My friends describe me as a “very organized person” and they’re right. I have to be, given all the plates I spin. But I do have my share of clutter and unattended piles around the house. I get overwhelmed by the pace of life and the volume of information and responsibilities that come with being a member of the “sandwich generation.”

So when a review copy of Jennifer Louden’s book, The Life Organizer: A Woman’s Guide to a Mindful Year came across my desk, I gratefully accepted the offer. I’ve been using Stephen Covey’s daily planner since 1998 and love it. But like most traditional planners, it’s linear. Set a goal, break it down into achievable steps, and then stay the course until you get there. While this method has been effective, it’s missing a key ingredient that women need: room for chaos and interruption.

Louden’s new book takes a more feminine, heart-based approach to life planning that appeals to me because she says you don’t have to know the “big picture.” Instead, you can take just one step at a time or simply the “next do-able step.” That’s a comforting mantra to remember in our sometimes over-committed lives.

The Life Organizing Process

By using some of Louden’s tools, we can find time to tune in to our own voice and focus on our own dreams and desires with self-kindness and nourishing self-care. The way the book is structured, you can find tools to use in 30 seconds or on a Sunday night as you’re planning the coming week. The life organizing process consists of five steps you can use when planning your week or your day:

  1. Connect: Acknowledge and engage with your own life force.
  2. Feel: Tune into your heart, which knows what your next step is and gives you information your head cannot.
  3. Inquire: Ask mindful questions in order to discover possibilities you couldn’t see before.
  4. Allow: Open to your next step, allowing love, allowing inspiration, allowing your body and heart to inform you.
  5. Apply: Take action. It is the ultimate goal.
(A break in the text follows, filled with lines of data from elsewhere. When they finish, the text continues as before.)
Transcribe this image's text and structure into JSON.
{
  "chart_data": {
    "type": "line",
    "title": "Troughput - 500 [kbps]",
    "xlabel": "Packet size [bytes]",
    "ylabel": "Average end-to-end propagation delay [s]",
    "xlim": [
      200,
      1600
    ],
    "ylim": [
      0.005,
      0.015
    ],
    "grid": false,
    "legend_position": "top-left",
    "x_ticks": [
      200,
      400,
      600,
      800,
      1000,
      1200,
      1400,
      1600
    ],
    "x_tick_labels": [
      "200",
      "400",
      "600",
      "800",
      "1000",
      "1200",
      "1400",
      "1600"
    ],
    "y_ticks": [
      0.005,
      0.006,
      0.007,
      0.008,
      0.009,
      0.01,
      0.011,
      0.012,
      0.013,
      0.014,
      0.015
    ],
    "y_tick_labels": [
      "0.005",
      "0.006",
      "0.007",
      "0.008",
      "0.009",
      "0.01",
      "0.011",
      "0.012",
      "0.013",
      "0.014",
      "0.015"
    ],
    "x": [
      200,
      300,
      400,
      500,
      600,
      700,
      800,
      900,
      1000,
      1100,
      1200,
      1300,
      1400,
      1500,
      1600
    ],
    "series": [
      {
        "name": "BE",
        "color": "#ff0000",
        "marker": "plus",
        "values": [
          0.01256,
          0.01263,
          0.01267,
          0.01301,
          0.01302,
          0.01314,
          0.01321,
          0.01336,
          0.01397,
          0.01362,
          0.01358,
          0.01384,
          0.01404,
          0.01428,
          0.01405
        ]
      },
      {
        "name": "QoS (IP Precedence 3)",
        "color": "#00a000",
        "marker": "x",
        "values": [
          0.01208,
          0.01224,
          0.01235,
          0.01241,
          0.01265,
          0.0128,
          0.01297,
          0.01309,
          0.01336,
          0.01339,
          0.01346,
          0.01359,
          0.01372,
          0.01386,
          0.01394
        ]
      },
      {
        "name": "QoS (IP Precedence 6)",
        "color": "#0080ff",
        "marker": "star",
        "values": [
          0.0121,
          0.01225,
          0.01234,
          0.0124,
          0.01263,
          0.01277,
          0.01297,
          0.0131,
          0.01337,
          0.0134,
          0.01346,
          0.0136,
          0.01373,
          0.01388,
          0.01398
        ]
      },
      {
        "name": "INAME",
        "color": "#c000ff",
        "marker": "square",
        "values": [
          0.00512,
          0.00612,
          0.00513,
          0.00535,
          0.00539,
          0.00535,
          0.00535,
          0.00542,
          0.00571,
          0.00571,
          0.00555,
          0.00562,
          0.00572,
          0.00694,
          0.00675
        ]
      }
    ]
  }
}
Louden provides simple questions we can ask ourselves to help us make decisions in many different situations. For example, it’s mid-morning and several minor crises have derailed you. Your plan for the day is in shambles, your to-do list feels like a boulder around your neck, and all you want to do is hide. She reminds us there’s another way. Take a deep breath, reach your arms overhead and exhale with a huge sigh. Put your hand on your heart and gently ask: “What choice feels the easiest in this moment?”

There’s a wonderful menu of simple exercises to help you connect with your body when you’re in the midst of insanity:

  • What’s at Hand: Touch something and notice its texture — your shirt, your skin, the couch.
  • Eavesdrop: Focus on a sound in your environment — bird song, wind in the trees, traffic.
  • Ear Love: Massage the outsides of your ears from top to bottom.
  • Liberate Your Neck: Allow your head to hang forward like a ripening sunflower; breathe and gently allow your shoulders to drop away from your neck. Move your neck gently from side to side.
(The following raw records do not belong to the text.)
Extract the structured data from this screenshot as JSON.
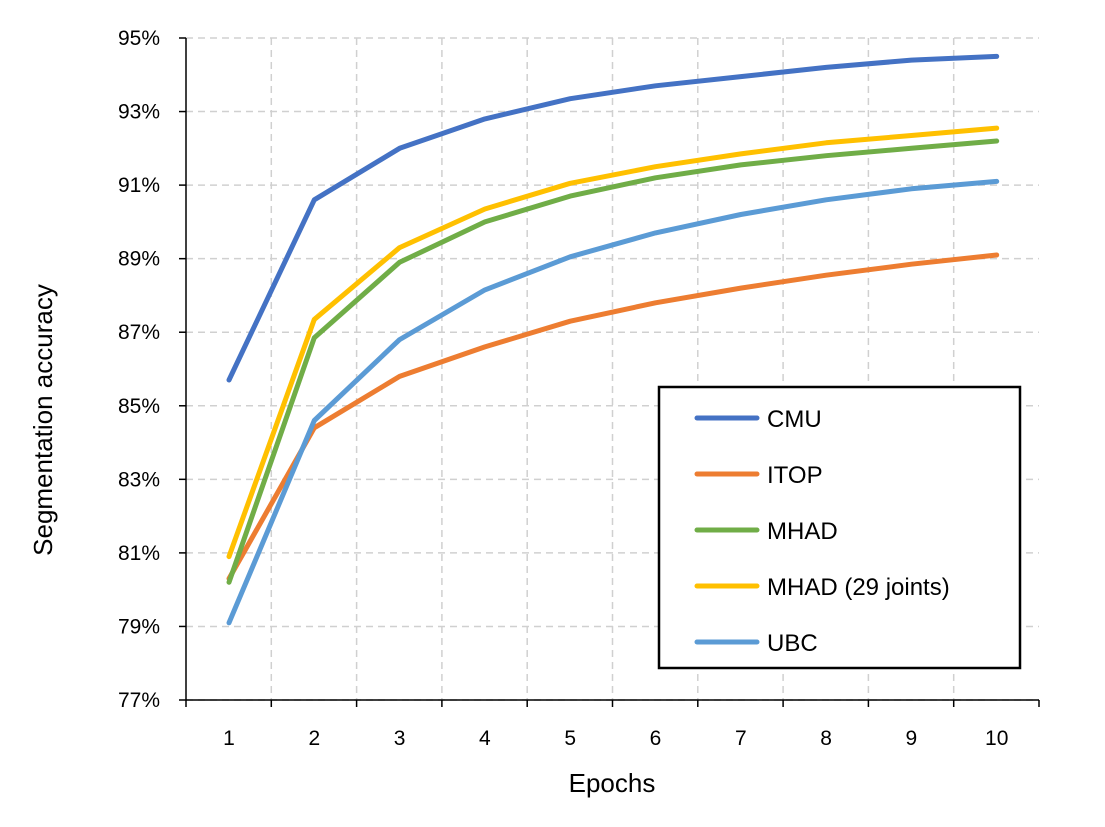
{
  "chart_data": {
    "type": "line",
    "title": "",
    "xlabel": "Epochs",
    "ylabel": "Segmentation accuracy",
    "x": [
      1,
      2,
      3,
      4,
      5,
      6,
      7,
      8,
      9,
      10
    ],
    "x_tick_labels": [
      "1",
      "2",
      "3",
      "4",
      "5",
      "6",
      "7",
      "8",
      "9",
      "10"
    ],
    "ylim": [
      77,
      95
    ],
    "y_ticks": [
      77,
      79,
      81,
      83,
      85,
      87,
      89,
      91,
      93,
      95
    ],
    "y_tick_labels": [
      "77%",
      "79%",
      "81%",
      "83%",
      "85%",
      "87%",
      "89%",
      "91%",
      "93%",
      "95%"
    ],
    "grid": true,
    "legend_position": "bottom-right",
    "series": [
      {
        "name": "CMU",
        "color": "#4472C4",
        "values": [
          85.7,
          90.6,
          92.0,
          92.8,
          93.35,
          93.7,
          93.95,
          94.2,
          94.4,
          94.5
        ]
      },
      {
        "name": "ITOP",
        "color": "#ED7D31",
        "values": [
          80.3,
          84.4,
          85.8,
          86.6,
          87.3,
          87.8,
          88.2,
          88.55,
          88.85,
          89.1
        ]
      },
      {
        "name": "MHAD",
        "color": "#70AD47",
        "values": [
          80.2,
          86.85,
          88.9,
          90.0,
          90.7,
          91.2,
          91.55,
          91.8,
          92.0,
          92.2
        ]
      },
      {
        "name": "MHAD (29 joints)",
        "color": "#FFC000",
        "values": [
          80.9,
          87.35,
          89.3,
          90.35,
          91.05,
          91.5,
          91.85,
          92.15,
          92.35,
          92.55
        ]
      },
      {
        "name": "UBC",
        "color": "#5B9BD5",
        "values": [
          79.1,
          84.6,
          86.8,
          88.15,
          89.05,
          89.7,
          90.2,
          90.6,
          90.9,
          91.1
        ]
      }
    ]
  }
}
There are mindful questions to ask everyday. For example, What do I need to know right now? How can I be gentle with myself in this situation? What am I not allowing myself to know?

The most important section of the book for me is “Minimum Requirements for Self-Care.” What must you absolutely have daily, weekly, monthly, and yearly to stay in touch with your center? By completing this list and posting it somewhere visible, you’ll discover you have less leeway to stray from what is essential.

One final key takeaway: So much of our experience of overwhelm comes from the story we tell ourselves about what we have to do. One of the most beloved tools in The Life Organizer is to sort your list by “have to,” “could do,” and “let go of.” Louden reports that having the permission to use that frame to look at our life — everything is not a have to — opens up the idea that overwhelm might not be this law of the universe that we must experience. It might actually be something we have a relationship to and that we can choose to change.

The Life Organizer helps us become comfortable trusting ourselves, our instincts and choices and directing our life more from that place. Not all of the time, but more. That’s really comforting to know.